ABOUT

BIOGRAPHY
Jane Liechty is a photographer living in State College, Pennsylvania. She is from Sheffield, England. In her early years, she earned a music degree from the University of Birmingham and a teaching certificate from the University of Cambridge. While in Cambridge, she met her husband; they moved to the United States, where she spent much time and energy raising a family. Now that the children are grown, she has more time for her camera.
Jane studied professional photography at Penn State University and graduated with a Bachelor of Design in December 2024. In 2021, she received the Leslie P. Greenhill scholarship—an award recognizing students with a serious involvement in and commitment to photography.
During 2022-23, Jane lived in Cambridge, England, where she completed two large-scale photography projects. The first project, Portrait of Cambridge, is about this city’s history and culture; the second, London-opoly, visits the properties on London’s Monopoly gameboard. Both projects will be published as books. Her current projects are twofold: to meander about quintessential small-town Pennsylvania and spend more time photographing the Statues of Westminster in London.
Jane has exhibited work at the Zoller and Keller galleries at Penn State University, Schlow Library in State College as part of the Central Pennsylvania Festival of the Arts Juried Exhibition, and the Bellefonte Art Museum.

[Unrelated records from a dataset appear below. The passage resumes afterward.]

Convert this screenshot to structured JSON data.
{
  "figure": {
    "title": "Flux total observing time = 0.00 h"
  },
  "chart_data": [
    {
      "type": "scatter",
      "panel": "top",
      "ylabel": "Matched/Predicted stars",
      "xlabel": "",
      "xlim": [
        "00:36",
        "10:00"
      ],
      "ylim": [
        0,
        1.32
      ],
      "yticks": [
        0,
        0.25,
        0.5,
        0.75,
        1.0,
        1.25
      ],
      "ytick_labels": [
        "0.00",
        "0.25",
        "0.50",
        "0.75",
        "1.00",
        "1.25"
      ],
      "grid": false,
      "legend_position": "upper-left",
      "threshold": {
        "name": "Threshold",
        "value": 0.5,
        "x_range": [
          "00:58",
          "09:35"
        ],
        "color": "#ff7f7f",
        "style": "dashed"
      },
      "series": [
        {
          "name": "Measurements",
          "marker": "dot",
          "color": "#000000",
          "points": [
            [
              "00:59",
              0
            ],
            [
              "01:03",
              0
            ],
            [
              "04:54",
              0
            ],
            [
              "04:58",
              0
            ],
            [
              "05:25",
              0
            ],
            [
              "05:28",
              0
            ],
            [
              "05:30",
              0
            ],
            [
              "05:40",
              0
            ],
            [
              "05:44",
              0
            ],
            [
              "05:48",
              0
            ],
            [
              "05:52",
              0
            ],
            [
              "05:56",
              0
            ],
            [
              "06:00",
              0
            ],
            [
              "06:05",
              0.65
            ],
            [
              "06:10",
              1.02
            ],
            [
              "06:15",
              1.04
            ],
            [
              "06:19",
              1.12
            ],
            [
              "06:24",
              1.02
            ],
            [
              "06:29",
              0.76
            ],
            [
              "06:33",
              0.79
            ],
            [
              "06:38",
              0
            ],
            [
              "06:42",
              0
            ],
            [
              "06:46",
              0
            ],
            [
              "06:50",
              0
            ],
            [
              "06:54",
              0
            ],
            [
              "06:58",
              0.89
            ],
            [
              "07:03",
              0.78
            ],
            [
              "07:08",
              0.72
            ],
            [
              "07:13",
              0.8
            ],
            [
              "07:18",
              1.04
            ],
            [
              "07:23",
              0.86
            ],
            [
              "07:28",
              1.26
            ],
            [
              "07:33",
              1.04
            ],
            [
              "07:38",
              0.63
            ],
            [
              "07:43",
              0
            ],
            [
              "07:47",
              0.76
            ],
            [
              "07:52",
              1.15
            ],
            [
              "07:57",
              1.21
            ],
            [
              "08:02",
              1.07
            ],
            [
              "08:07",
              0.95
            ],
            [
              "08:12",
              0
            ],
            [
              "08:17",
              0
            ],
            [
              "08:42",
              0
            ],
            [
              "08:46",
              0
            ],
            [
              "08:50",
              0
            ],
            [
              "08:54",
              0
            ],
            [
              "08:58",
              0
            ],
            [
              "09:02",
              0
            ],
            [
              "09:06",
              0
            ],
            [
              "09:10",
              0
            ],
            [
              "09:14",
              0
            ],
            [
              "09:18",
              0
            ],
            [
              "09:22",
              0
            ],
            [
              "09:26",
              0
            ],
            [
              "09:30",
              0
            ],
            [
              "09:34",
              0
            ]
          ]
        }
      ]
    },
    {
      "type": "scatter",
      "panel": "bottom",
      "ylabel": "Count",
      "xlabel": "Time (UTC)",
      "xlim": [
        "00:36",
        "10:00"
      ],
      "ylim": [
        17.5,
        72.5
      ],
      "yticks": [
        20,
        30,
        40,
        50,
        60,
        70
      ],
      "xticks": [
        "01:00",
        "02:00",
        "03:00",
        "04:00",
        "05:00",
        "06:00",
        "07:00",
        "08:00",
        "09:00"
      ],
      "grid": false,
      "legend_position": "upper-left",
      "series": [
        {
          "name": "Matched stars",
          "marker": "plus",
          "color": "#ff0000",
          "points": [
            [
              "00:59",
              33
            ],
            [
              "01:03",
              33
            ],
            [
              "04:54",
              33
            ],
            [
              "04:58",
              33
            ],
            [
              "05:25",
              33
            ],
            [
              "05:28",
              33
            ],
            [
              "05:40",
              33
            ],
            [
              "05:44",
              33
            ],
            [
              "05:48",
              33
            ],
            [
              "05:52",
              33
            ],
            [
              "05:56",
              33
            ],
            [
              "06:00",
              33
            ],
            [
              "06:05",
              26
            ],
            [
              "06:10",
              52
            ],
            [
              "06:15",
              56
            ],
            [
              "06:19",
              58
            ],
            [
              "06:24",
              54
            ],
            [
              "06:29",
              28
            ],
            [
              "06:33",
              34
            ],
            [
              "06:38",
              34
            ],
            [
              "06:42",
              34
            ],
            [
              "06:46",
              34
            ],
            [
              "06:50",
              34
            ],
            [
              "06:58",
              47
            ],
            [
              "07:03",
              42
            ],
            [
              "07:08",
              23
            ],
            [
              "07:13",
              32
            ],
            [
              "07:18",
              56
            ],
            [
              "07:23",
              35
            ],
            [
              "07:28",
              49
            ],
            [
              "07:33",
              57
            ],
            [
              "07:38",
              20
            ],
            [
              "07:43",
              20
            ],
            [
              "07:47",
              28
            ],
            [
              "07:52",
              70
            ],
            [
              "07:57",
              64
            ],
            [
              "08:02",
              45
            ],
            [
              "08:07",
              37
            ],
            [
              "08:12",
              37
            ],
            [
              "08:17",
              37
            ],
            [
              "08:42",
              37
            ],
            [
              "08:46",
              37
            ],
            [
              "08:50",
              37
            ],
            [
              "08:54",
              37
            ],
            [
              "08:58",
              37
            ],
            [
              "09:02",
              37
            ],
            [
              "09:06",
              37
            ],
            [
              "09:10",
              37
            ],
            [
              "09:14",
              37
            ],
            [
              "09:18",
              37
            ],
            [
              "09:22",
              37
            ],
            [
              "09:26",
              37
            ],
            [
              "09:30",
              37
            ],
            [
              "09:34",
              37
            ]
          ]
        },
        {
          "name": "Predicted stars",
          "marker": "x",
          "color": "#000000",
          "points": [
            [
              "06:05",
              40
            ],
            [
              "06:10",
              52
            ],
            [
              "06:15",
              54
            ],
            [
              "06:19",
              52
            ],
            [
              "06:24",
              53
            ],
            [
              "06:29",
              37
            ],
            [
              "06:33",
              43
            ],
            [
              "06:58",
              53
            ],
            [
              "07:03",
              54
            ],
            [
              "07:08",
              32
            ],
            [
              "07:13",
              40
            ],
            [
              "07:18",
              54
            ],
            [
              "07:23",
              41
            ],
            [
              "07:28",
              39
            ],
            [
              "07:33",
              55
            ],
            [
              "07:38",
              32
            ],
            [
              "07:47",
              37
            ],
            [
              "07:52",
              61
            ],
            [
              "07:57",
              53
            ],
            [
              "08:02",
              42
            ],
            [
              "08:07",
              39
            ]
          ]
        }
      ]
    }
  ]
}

Her business, Jane Liechty Photography, is an LLC registered in Pennsylvania. The business is fully insured.

She is a member of the American Society of Media Photographers.
RESUME
To access my resume, click here.
ARTIST'S STATEMENT
As a photographer, I seek understanding. I watch the world around me, using photographs to look again and learn. I see shape and shadow, color and connection, light and life. I’m looking for who we are, how we interact, and how we imprint the land during our fleeting passage. Knowledge of history and culture adds context and brings me greater satisfaction.
Form is paramount. Above all, I seek Composition—an ideal alignment of the beautiful and true. Without this organization, life gives way to chaos. Beauty pushes aside the negative and neutral; for me, it is a direction, not an aesthetic. Truth, in turn, gives meaning to life; it’s the reason for life, and an ideal I reach for. I strive to overcome the disconnect (between reality and the ideal) that exists in all art. Creation is intuitive; I only know it when it happens.
For me, photographs simplify the world. I like their boundaries, how they abstract and package life, and how they model and approximate the world. The more photographs align with Beauty and Truth, the better they explain life. This is the purpose of my work and what I hope, in the end, to understand.